Because there were no significant differences at baseline for 3-day dietary recall, medications, or lifestyle (though details on this self-reported data were not given), there is a reasonable confidence that the BSP mediated the effects. The relative contribution of SFN to the changes cannot be determined in this study, as the presence of other phytochemicals in the BSP is propriety information. However, in rats, broccoli sprouts low in the SFN precursor glucoraphanin compared to a control group did not reduce oxidative stress, while broccoli sprouts high in glucoraphanin did (Wu et al., 2004). It is likely SFN per se is responsible for the reduction in oxidative stress in the experiment by Bahadoran et al. (2011). However, it remains to be determined if daily dosing is necessary or for how long the changes remain after discontinuation of BSP consumption. Serum total oxidant status was not significantly changed by either treatment compared to PLC or baseline. This could be because the dose was insufficient to have an effect, the length of treatment was too short, or the treatment does not alter oxidants in the assay. Another human trial (Riedl et al., 2009) established a dose-response effect from SFN on phase-II enzyme expression at a minimum dose of 51 µmol per day. Bahadoran et al. (2011) used doses of 112 µmol and 225 µmol SFN per day. Other research (Murashima et al. (2004) used fresh broccoli sprouts at 100 grams per day. Because of this variability, the ideal dose of SFN or broccoli sprouts is not yet understood.
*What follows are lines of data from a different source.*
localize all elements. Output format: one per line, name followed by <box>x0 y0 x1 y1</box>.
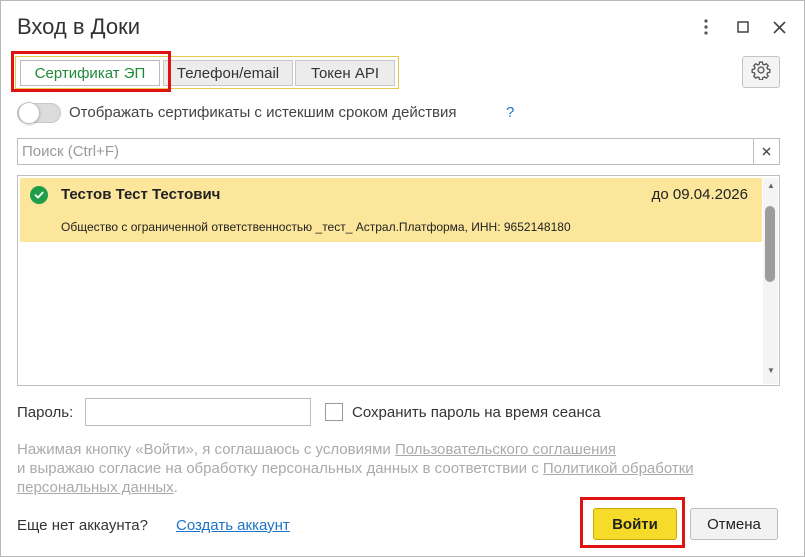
agreement-text-part3: . <box>173 479 178 496</box>
search-input[interactable] <box>18 139 753 164</box>
gear-icon <box>751 60 771 85</box>
list-scrollbar[interactable]: ▲ ▼ <box>763 178 778 384</box>
check-circle-icon <box>30 186 48 204</box>
scroll-down-icon[interactable]: ▼ <box>767 366 775 375</box>
no-account-text: Еще нет аккаунта? <box>17 517 148 534</box>
cancel-button[interactable]: Отмена <box>690 508 778 540</box>
create-account-link[interactable]: Создать аккаунт <box>176 517 290 534</box>
settings-button[interactable] <box>742 56 780 88</box>
password-input[interactable] <box>86 399 310 425</box>
dialog-title: Вход в Доки <box>17 14 140 39</box>
close-icon[interactable] <box>767 15 791 39</box>
login-dialog: Вход в Доки Сертификат ЭП Телефон/email … <box>0 0 805 557</box>
tab-phone-email[interactable]: Телефон/email <box>163 60 293 86</box>
user-agreement-link[interactable]: Пользовательского соглашения <box>395 441 616 458</box>
password-field[interactable] <box>85 398 311 426</box>
save-password-checkbox[interactable] <box>325 403 343 421</box>
more-icon[interactable] <box>694 15 718 39</box>
agreement-text-part1: Нажимая кнопку «Войти», я соглашаюсь с у… <box>17 441 395 458</box>
scroll-up-icon[interactable]: ▲ <box>767 181 775 190</box>
tab-token-api[interactable]: Токен API <box>295 60 395 86</box>
close-icon <box>762 143 771 161</box>
toggle-label: Отображать сертификаты с истекшим сроком… <box>69 104 457 121</box>
maximize-icon[interactable] <box>731 15 755 39</box>
help-icon[interactable]: ? <box>506 104 514 121</box>
search-field[interactable] <box>17 138 754 165</box>
certificate-valid-until: до 09.04.2026 <box>651 186 748 203</box>
scrollbar-thumb[interactable] <box>765 206 775 282</box>
tab-certificate[interactable]: Сертификат ЭП <box>20 60 160 86</box>
certificate-row[interactable]: Тестов Тест Тестович до 09.04.2026 Общес… <box>20 178 762 242</box>
password-label: Пароль: <box>17 404 74 421</box>
expired-certificates-toggle[interactable] <box>17 102 61 124</box>
login-button[interactable]: Войти <box>593 508 677 540</box>
agreement-text: Нажимая кнопку «Войти», я соглашаюсь с у… <box>17 440 737 497</box>
agreement-text-part2: и выражаю согласие на обработку персонал… <box>17 460 543 477</box>
save-password-label[interactable]: Сохранить пароль на время сеанса <box>352 404 601 421</box>
certificate-owner: Тестов Тест Тестович <box>61 186 221 203</box>
clear-search-button[interactable] <box>753 138 780 165</box>
certificate-list: Тестов Тест Тестович до 09.04.2026 Общес… <box>17 175 780 386</box>
toggle-knob <box>18 102 40 124</box>
certificate-organization: Общество с ограниченной ответственностью… <box>61 220 571 234</box>
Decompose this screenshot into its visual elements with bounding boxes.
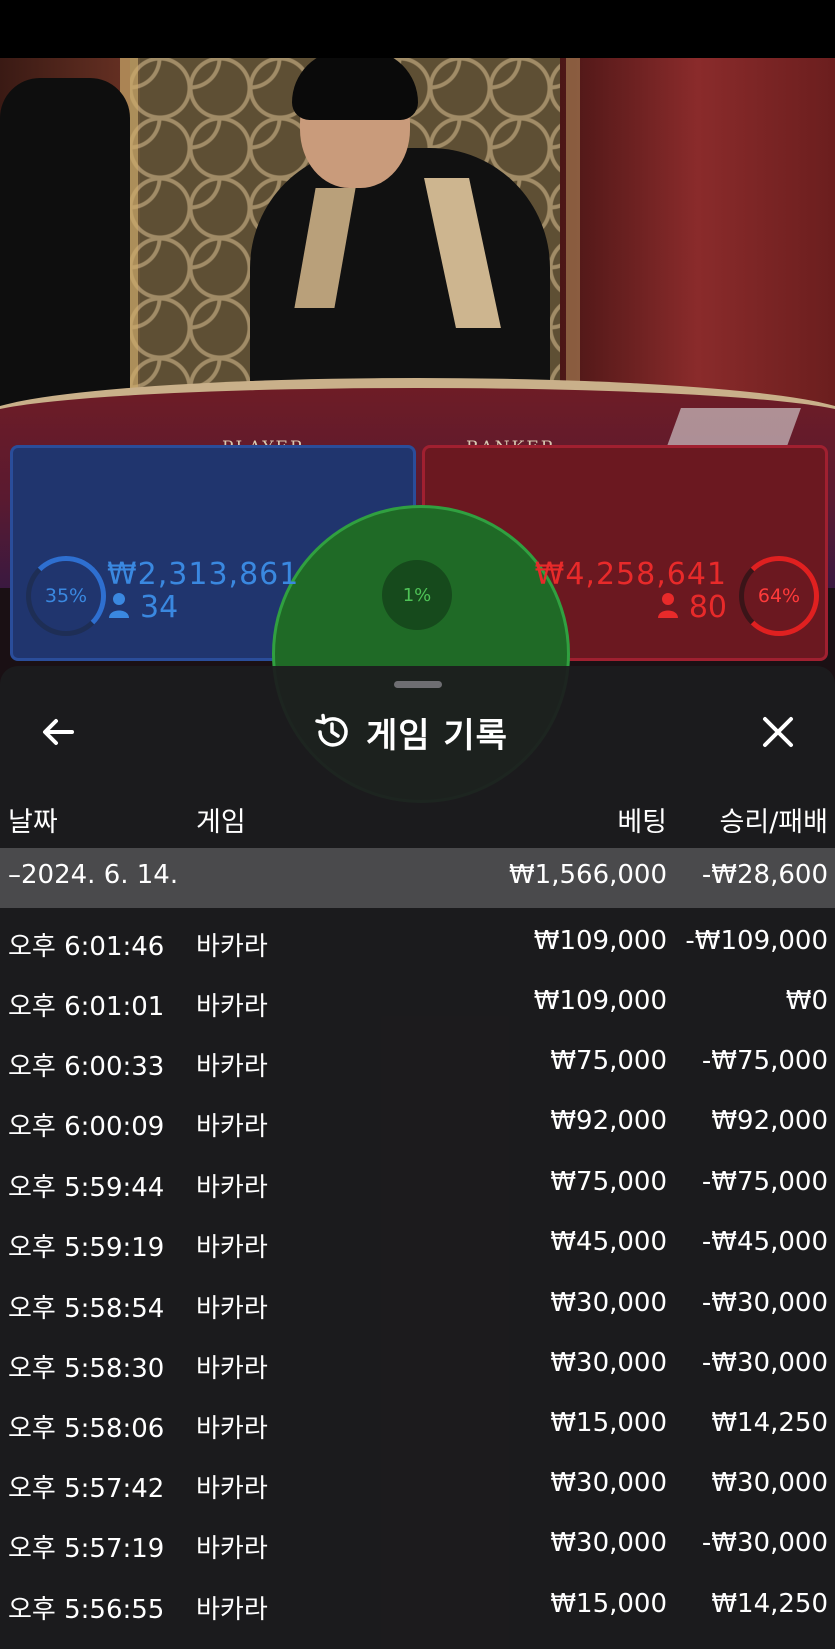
row-result: -₩30,000 <box>701 1348 828 1378</box>
row-time: 오후 5:57:19 <box>8 1534 165 1564</box>
history-row[interactable]: 오후 5:58:54 바카라 ₩30,000 -₩30,000 <box>0 1276 835 1336</box>
row-result: ₩14,250 <box>711 1408 828 1438</box>
row-bet: ₩30,000 <box>550 1288 667 1318</box>
row-time: 오후 5:58:30 <box>8 1354 165 1384</box>
history-row[interactable]: 오후 6:00:09 바카라 ₩92,000 ₩92,000 <box>0 1094 835 1154</box>
column-header-bet: 베팅 <box>617 807 667 838</box>
history-row[interactable]: 오후 5:57:19 바카라 ₩30,000 -₩30,000 <box>0 1516 835 1576</box>
row-result: -₩75,000 <box>701 1046 828 1076</box>
column-header-date: 날짜 <box>8 807 58 838</box>
row-result: ₩14,250 <box>711 1589 828 1619</box>
row-bet: ₩15,000 <box>550 1589 667 1619</box>
sheet-drag-handle[interactable] <box>394 681 442 688</box>
row-game: 바카라 <box>196 1052 268 1082</box>
arrow-left-icon <box>43 719 74 745</box>
row-bet: ₩109,000 <box>533 986 667 1016</box>
history-row[interactable]: 오후 5:59:44 바카라 ₩75,000 -₩75,000 <box>0 1155 835 1215</box>
row-game: 바카라 <box>196 992 268 1022</box>
row-result: -₩45,000 <box>701 1227 828 1257</box>
history-icon <box>315 713 348 747</box>
row-time: 오후 6:00:33 <box>8 1052 165 1082</box>
player-percent-ring: 35% <box>26 556 106 636</box>
banker-count-value: 80 <box>688 590 727 625</box>
background-figure <box>0 78 130 438</box>
history-row[interactable]: 오후 5:59:19 바카라 ₩45,000 -₩45,000 <box>0 1215 835 1275</box>
row-game: 바카라 <box>196 1414 268 1444</box>
close-button[interactable] <box>758 712 798 752</box>
status-bar <box>0 0 835 58</box>
back-button[interactable] <box>38 712 78 752</box>
player-total-amount: ₩2,313,861 <box>107 557 300 592</box>
row-bet: ₩30,000 <box>550 1468 667 1498</box>
row-time: 오후 6:01:46 <box>8 932 165 962</box>
row-game: 바카라 <box>196 1233 268 1263</box>
column-header-result: 승리/패배 <box>719 807 828 838</box>
row-game: 바카라 <box>196 1534 268 1564</box>
gold-trim <box>566 58 580 398</box>
row-bet: ₩92,000 <box>550 1106 667 1136</box>
row-bet: ₩75,000 <box>550 1046 667 1076</box>
wall-right <box>560 58 835 418</box>
page-title: 게임 기록 <box>366 715 508 756</box>
row-game: 바카라 <box>196 1294 268 1324</box>
summary-date: –2024. 6. 14. <box>8 860 179 890</box>
row-game: 바카라 <box>196 1595 268 1625</box>
summary-result: -₩28,600 <box>701 860 828 890</box>
row-time: 오후 5:57:42 <box>8 1474 165 1504</box>
row-result: -₩75,000 <box>701 1167 828 1197</box>
row-bet: ₩15,000 <box>550 1408 667 1438</box>
row-result: -₩109,000 <box>685 926 828 956</box>
row-bet: ₩75,000 <box>550 1167 667 1197</box>
date-summary-row[interactable]: –2024. 6. 14. ₩1,566,000 -₩28,600 <box>0 848 835 908</box>
history-row[interactable]: 오후 5:58:30 바카라 ₩30,000 -₩30,000 <box>0 1336 835 1396</box>
row-game: 바카라 <box>196 1474 268 1504</box>
history-row[interactable]: 오후 6:01:46 바카라 ₩109,000 -₩109,000 <box>0 914 835 974</box>
tie-percent: 1% <box>382 560 452 630</box>
history-row[interactable]: 오후 6:00:33 바카라 ₩75,000 -₩75,000 <box>0 1034 835 1094</box>
row-time: 오후 5:58:54 <box>8 1294 165 1324</box>
summary-bet: ₩1,566,000 <box>508 860 667 890</box>
row-game: 바카라 <box>196 1354 268 1384</box>
row-time: 오후 6:01:01 <box>8 992 165 1022</box>
row-time: 오후 5:59:44 <box>8 1173 165 1203</box>
row-result: -₩30,000 <box>701 1528 828 1558</box>
close-icon <box>763 717 793 747</box>
row-bet: ₩30,000 <box>550 1528 667 1558</box>
person-icon <box>109 593 129 618</box>
column-header-game: 게임 <box>196 807 246 838</box>
row-result: ₩30,000 <box>711 1468 828 1498</box>
player-count: 34 <box>108 590 178 625</box>
history-row[interactable]: 오후 5:56:55 바카라 ₩15,000 ₩14,250 <box>0 1577 835 1637</box>
row-bet: ₩45,000 <box>550 1227 667 1257</box>
history-row[interactable]: 오후 5:58:06 바카라 ₩15,000 ₩14,250 <box>0 1396 835 1456</box>
row-time: 오후 5:56:55 <box>8 1595 165 1625</box>
row-result: ₩0 <box>785 986 828 1016</box>
row-game: 바카라 <box>196 1173 268 1203</box>
player-count-value: 34 <box>140 590 179 625</box>
sheet-header: 게임 기록 <box>312 709 508 756</box>
person-icon <box>657 593 678 618</box>
row-game: 바카라 <box>196 1112 268 1142</box>
row-time: 오후 6:00:09 <box>8 1112 165 1142</box>
row-time: 오후 5:59:19 <box>8 1233 165 1263</box>
row-result: ₩92,000 <box>711 1106 828 1136</box>
row-result: -₩30,000 <box>701 1288 828 1318</box>
row-bet: ₩109,000 <box>533 926 667 956</box>
history-row[interactable]: 오후 5:57:42 바카라 ₩30,000 ₩30,000 <box>0 1456 835 1516</box>
row-bet: ₩30,000 <box>550 1348 667 1378</box>
row-game: 바카라 <box>196 932 268 962</box>
dealer-hair <box>292 58 418 120</box>
history-row[interactable]: 오후 6:01:01 바카라 ₩109,000 ₩0 <box>0 974 835 1034</box>
banker-count: 80 <box>657 590 727 625</box>
banker-percent-ring: 64% <box>739 556 819 636</box>
banker-total-amount: ₩4,258,641 <box>534 557 727 592</box>
row-time: 오후 5:58:06 <box>8 1414 165 1444</box>
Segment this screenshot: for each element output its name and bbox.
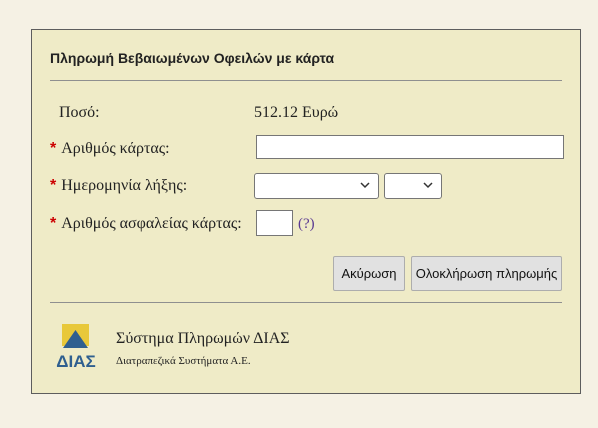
required-marker: * — [50, 177, 57, 194]
amount-value: 512.12 Ευρώ — [254, 104, 339, 121]
required-marker: * — [50, 215, 57, 232]
amount-label: Ποσό: — [59, 104, 100, 121]
complete-payment-button[interactable]: Ολοκλήρωση πληρωμής — [411, 256, 562, 291]
expiry-year-select[interactable] — [384, 173, 442, 199]
cvv-input[interactable] — [256, 210, 293, 236]
expiry-month-select[interactable] — [254, 173, 379, 199]
cvv-label: Αριθμός ασφαλείας κάρτας: — [61, 215, 242, 232]
form-title: Πληρωμή Βεβαιωμένων Οφειλών με κάρτα — [50, 50, 335, 66]
payment-system-name: Σύστημα Πληρωμών ΔΙΑΣ — [116, 330, 290, 347]
cancel-button[interactable]: Ακύρωση — [333, 256, 405, 291]
cvv-label-row: * Αριθμός ασφαλείας κάρτας: — [50, 215, 242, 233]
chevron-down-icon — [423, 182, 433, 189]
company-name: Διατραπεζικά Συστήματα Α.Ε. — [116, 355, 251, 367]
chevron-down-icon — [360, 182, 370, 189]
dias-logo: ΔΙΑΣ — [56, 324, 96, 370]
card-number-input[interactable] — [256, 135, 564, 159]
required-marker: * — [50, 140, 57, 157]
card-number-label: Αριθμός κάρτας: — [61, 140, 170, 157]
svg-text:ΔΙΑΣ: ΔΙΑΣ — [56, 352, 95, 370]
card-number-label-row: * Αριθμός κάρτας: — [50, 140, 170, 158]
expiry-label: Ημερομηνία λήξης: — [61, 177, 188, 194]
title-divider — [50, 80, 562, 81]
expiry-label-row: * Ημερομηνία λήξης: — [50, 177, 187, 195]
cvv-help-link[interactable]: (?) — [298, 216, 315, 233]
payment-panel: Πληρωμή Βεβαιωμένων Οφειλών με κάρτα Ποσ… — [31, 29, 581, 394]
footer-divider — [50, 302, 562, 303]
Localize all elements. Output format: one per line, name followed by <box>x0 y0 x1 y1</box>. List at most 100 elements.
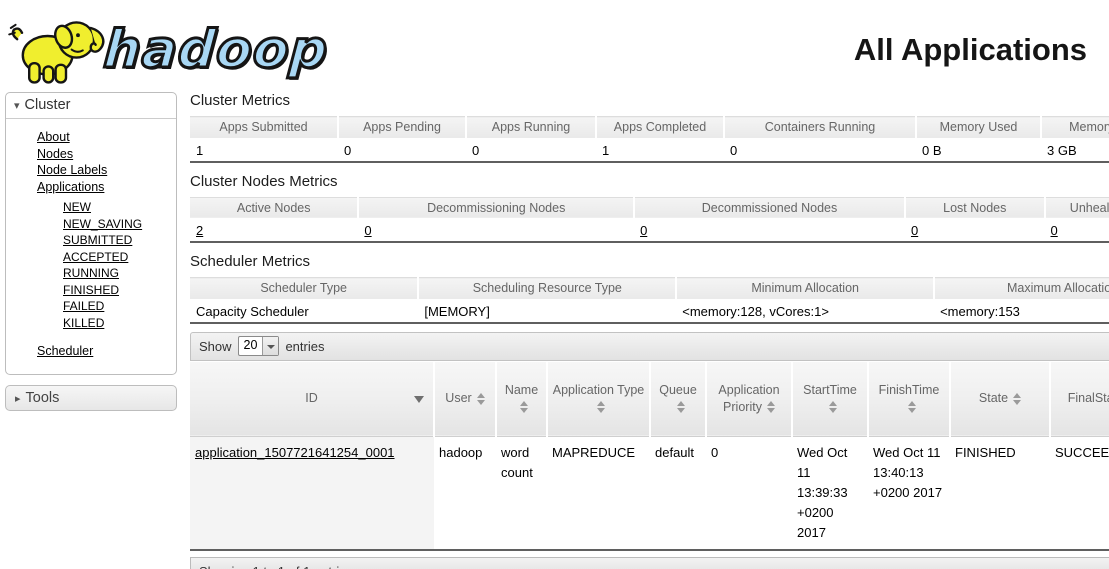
cluster-nodes-metrics-table: Active Nodes Decommissioning Nodes Decom… <box>190 197 1109 244</box>
sort-icon <box>477 393 485 405</box>
sort-icon <box>520 401 528 413</box>
applications-link[interactable]: Applications <box>37 180 104 194</box>
apps-col-id[interactable]: ID <box>190 361 434 436</box>
state-failed-link[interactable]: FAILED <box>63 299 104 313</box>
apps-pending-value: 0 <box>338 139 466 162</box>
col-decommissioning-nodes: Decommissioning Nodes <box>358 197 634 219</box>
sort-icon <box>597 401 605 413</box>
apps-col-finishtime-label: FinishTime <box>879 383 940 397</box>
application-name: word count <box>496 436 547 550</box>
col-minimum-allocation: Minimum Allocation <box>676 278 934 300</box>
apps-col-starttime[interactable]: StartTime <box>792 361 868 436</box>
apps-completed-value: 1 <box>596 139 724 162</box>
table-info-bar: Showing 1 to 1 of 1 entries <box>190 557 1109 569</box>
sidebar-section-cluster[interactable]: ▾Cluster <box>6 93 176 119</box>
apps-col-starttime-label: StartTime <box>803 383 857 397</box>
apps-col-finalstatus[interactable]: FinalStatus <box>1050 361 1109 436</box>
col-active-nodes: Active Nodes <box>190 197 358 219</box>
cluster-nav-box: ▾Cluster About Nodes Node Labels Applica… <box>5 92 177 375</box>
apps-col-state[interactable]: State <box>950 361 1050 436</box>
apps-col-application-priority[interactable]: Application Priority <box>706 361 792 436</box>
state-finished-link[interactable]: FINISHED <box>63 283 119 297</box>
minimum-allocation-value: <memory:128, vCores:1> <box>676 300 934 323</box>
caret-right-icon: ▸ <box>15 393 21 405</box>
sidebar-item-nodes: Nodes <box>37 146 176 163</box>
col-memory-total: Memory Total <box>1041 117 1109 139</box>
apps-col-name-label: Name <box>505 383 538 397</box>
cluster-nodes-metrics-row: 2 0 0 0 0 <box>190 219 1109 242</box>
application-priority: 0 <box>706 436 792 550</box>
unhealthy-nodes-link[interactable]: 0 <box>1051 223 1058 238</box>
sidebar-item-scheduler: Scheduler <box>37 343 176 360</box>
state-accepted-link[interactable]: ACCEPTED <box>63 250 128 264</box>
maximum-allocation-value: <memory:153 <box>934 300 1109 323</box>
decommissioned-nodes-link[interactable]: 0 <box>640 223 647 238</box>
apps-running-value: 0 <box>466 139 596 162</box>
col-scheduler-type: Scheduler Type <box>190 278 418 300</box>
sort-icon <box>767 401 775 413</box>
sidebar-section-tools[interactable]: ▸Tools <box>5 385 177 411</box>
cluster-metrics-row: 1 0 0 1 0 0 B 3 GB <box>190 139 1109 162</box>
application-queue: default <box>650 436 706 550</box>
state-killed-link[interactable]: KILLED <box>63 316 104 330</box>
page-size-select[interactable]: 20 <box>238 336 280 356</box>
sort-icon <box>908 401 916 413</box>
col-apps-pending: Apps Pending <box>338 117 466 139</box>
containers-running-value: 0 <box>724 139 916 162</box>
col-containers-running: Containers Running <box>724 117 916 139</box>
caret-down-icon: ▾ <box>14 100 20 112</box>
application-finalstatus: SUCCEEDED <box>1050 436 1109 550</box>
show-label: Show <box>199 339 232 354</box>
apps-col-application-type[interactable]: Application Type <box>547 361 650 436</box>
application-starttime: Wed Oct 11 13:39:33 +0200 2017 <box>792 436 868 550</box>
apps-col-user[interactable]: User <box>434 361 496 436</box>
col-unhealthy-nodes: Unhealthy Nodes <box>1045 197 1109 219</box>
state-new-link[interactable]: NEW <box>63 200 91 214</box>
top-bar: hadoop All Applications <box>0 0 1109 92</box>
nodes-link[interactable]: Nodes <box>37 147 73 161</box>
app-states-subnav: NEW NEW_SAVING SUBMITTED ACCEPTED RUNNIN… <box>63 199 176 331</box>
apps-col-finishtime[interactable]: FinishTime <box>868 361 950 436</box>
apps-col-name[interactable]: Name <box>496 361 547 436</box>
sidebar-item-killed: KILLED <box>63 315 176 332</box>
state-submitted-link[interactable]: SUBMITTED <box>63 233 132 247</box>
sidebar-item-finished: FINISHED <box>63 282 176 299</box>
sidebar-item-applications: Applications <box>37 179 176 196</box>
table-length-bar: Show 20 entries <box>190 332 1109 361</box>
sidebar-item-about: About <box>37 129 176 146</box>
col-decommissioned-nodes: Decommissioned Nodes <box>634 197 905 219</box>
application-finishtime: Wed Oct 11 13:40:13 +0200 2017 <box>868 436 950 550</box>
node-labels-link[interactable]: Node Labels <box>37 163 107 177</box>
scheduler-type-value: Capacity Scheduler <box>190 300 418 323</box>
sidebar-item-new-saving: NEW_SAVING <box>63 216 176 233</box>
sidebar: ▾Cluster About Nodes Node Labels Applica… <box>0 92 177 411</box>
active-nodes-link[interactable]: 2 <box>196 223 203 238</box>
state-running-link[interactable]: RUNNING <box>63 266 119 280</box>
application-row: application_1507721641254_0001 hadoop wo… <box>190 436 1109 550</box>
apps-col-queue-label: Queue <box>659 383 697 397</box>
col-maximum-allocation: Maximum Allocation <box>934 278 1109 300</box>
page-size-value: 20 <box>239 337 263 355</box>
sort-descending-icon <box>414 396 424 403</box>
hadoop-logo: hadoop <box>6 11 328 89</box>
col-scheduling-resource-type: Scheduling Resource Type <box>418 278 676 300</box>
logo-wordmark: hadoop <box>102 20 330 80</box>
about-link[interactable]: About <box>37 130 70 144</box>
application-id-link[interactable]: application_1507721641254_0001 <box>195 445 395 460</box>
application-user: hadoop <box>434 436 496 550</box>
apps-col-finalstatus-label: FinalStatus <box>1068 391 1109 405</box>
sidebar-item-node-labels: Node Labels <box>37 162 176 179</box>
apps-col-queue[interactable]: Queue <box>650 361 706 436</box>
entries-label: entries <box>285 339 324 354</box>
application-state: FINISHED <box>950 436 1050 550</box>
state-new-saving-link[interactable]: NEW_SAVING <box>63 217 142 231</box>
scheduler-metrics-table: Scheduler Type Scheduling Resource Type … <box>190 277 1109 324</box>
sidebar-item-failed: FAILED <box>63 298 176 315</box>
scheduler-link[interactable]: Scheduler <box>37 344 93 358</box>
apps-col-id-label: ID <box>305 391 318 405</box>
decommissioning-nodes-link[interactable]: 0 <box>364 223 371 238</box>
cluster-metrics-title: Cluster Metrics <box>190 92 1109 109</box>
chevron-down-icon <box>262 337 278 355</box>
sidebar-item-accepted: ACCEPTED <box>63 249 176 266</box>
lost-nodes-link[interactable]: 0 <box>911 223 918 238</box>
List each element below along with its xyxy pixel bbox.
Broccoli sprout powder standardized for sulforaphane increased serum antioxidant capacity in type 2 diabetes patients and reduced serum MDA and OX-LDL, markers of lipid peroxidation. These results suggest that BSP may be an effective therapy to reduce the risk of vascular complications caused by oxidative stress in this population and warrant additional research. In particular, establishing dose thresholds, elucidating the relationship of glycemic changes and oxidative stress, and linking the reduction of oxidative stress with relevant vascular outcomes is essential.